Two way tables are useful for calculating probabilities related to two events. The frequencies can be converted into probabilities by dividing by the total number of outcomes (the grand total).

Types of probabilities from two way tables:

• Joint probability: The probability of two events happening together, found by dividing the frequency in the relevant cell by the total number of outcomes.
• Marginal probability: The probability of a single event occurring, found by dividing a row or column total by the grand total.
• Conditional probability: The probability of one event occurring given that another event has occurred. Calculated by dividing the joint frequency by the marginal total of the given condition. This can be expressed as $P(A|B) = \frac{P(A \cap B)}{P(B)}$, meaning the probability of event A given event B.

Probabilities can be expressed as fractions, decimals, or percentages.

For example, if 12 students like football and are boys, and there are 60 students in total, the joint probability that a randomly chosen student is a boy who likes football is $\frac{12}{60} = 0.2$ or $20\%$.

Interpreting Two Way Tables

Two way tables help compare categories and identify relationships between events.

By examining the frequencies and probabilities, you can determine which categories are more common, whether events are independent or related, and solve probability problems.

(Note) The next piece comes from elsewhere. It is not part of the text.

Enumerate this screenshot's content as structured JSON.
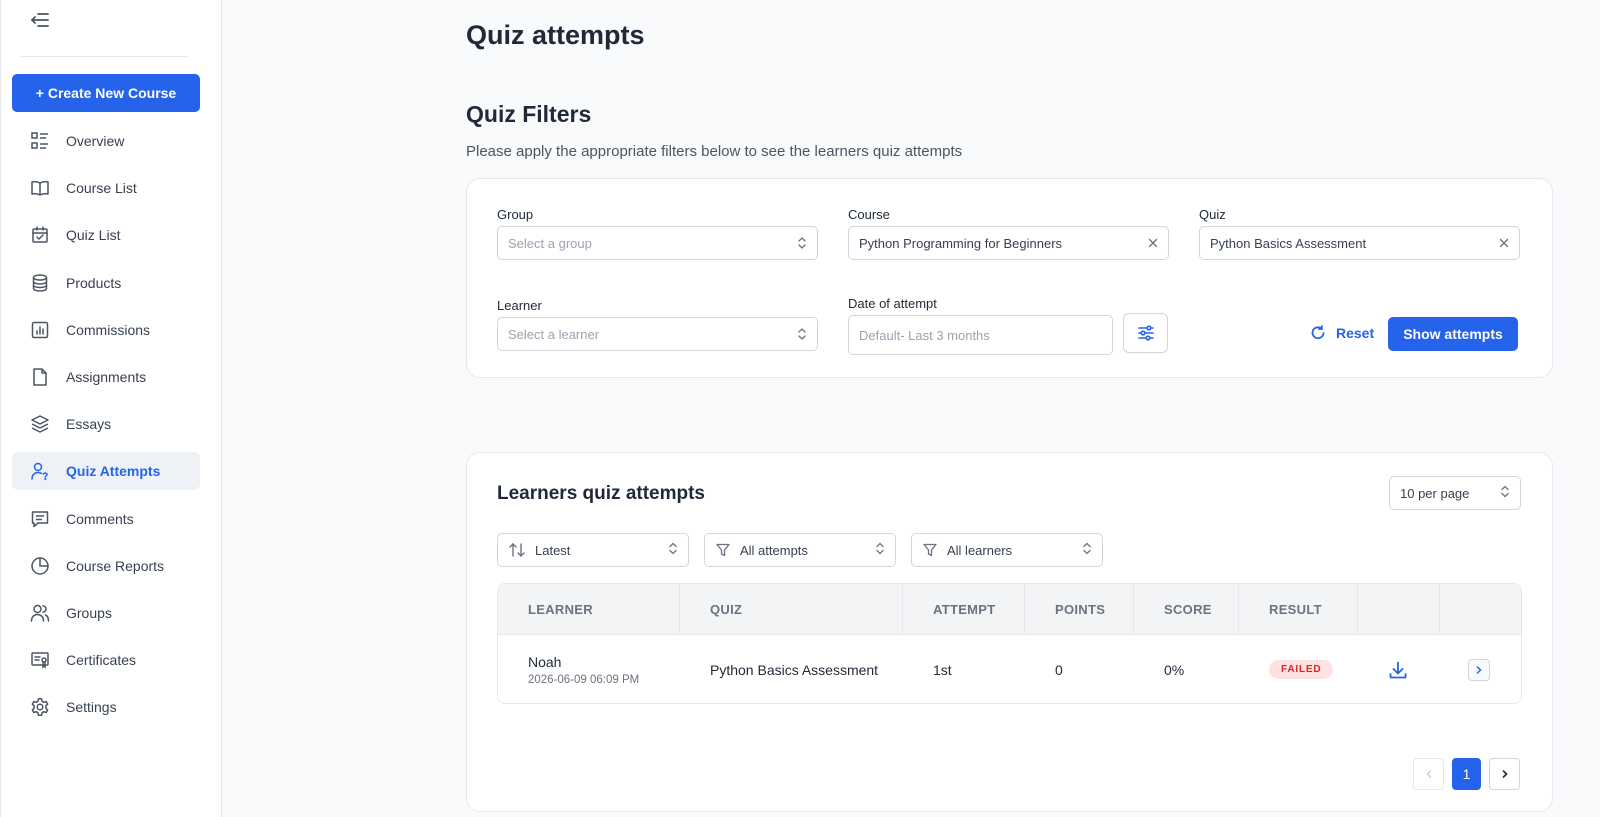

For example, if the probability of being a girl who likes tennis is much higher than being a boy who likes tennis, this suggests a relationship between gender and tennis preference.

Summary of Key Points

• Two way tables display frequencies for two categorical variables in rows and columns.
• Row and column totals help find missing frequencies and check data consistency.
• Probabilities can be calculated from frequencies: joint, marginal, and conditional probabilities.
• Probabilities are expressed as fractions, decimals, or percentages.
• Interpreting two way tables helps identify relationships and solve probability problems.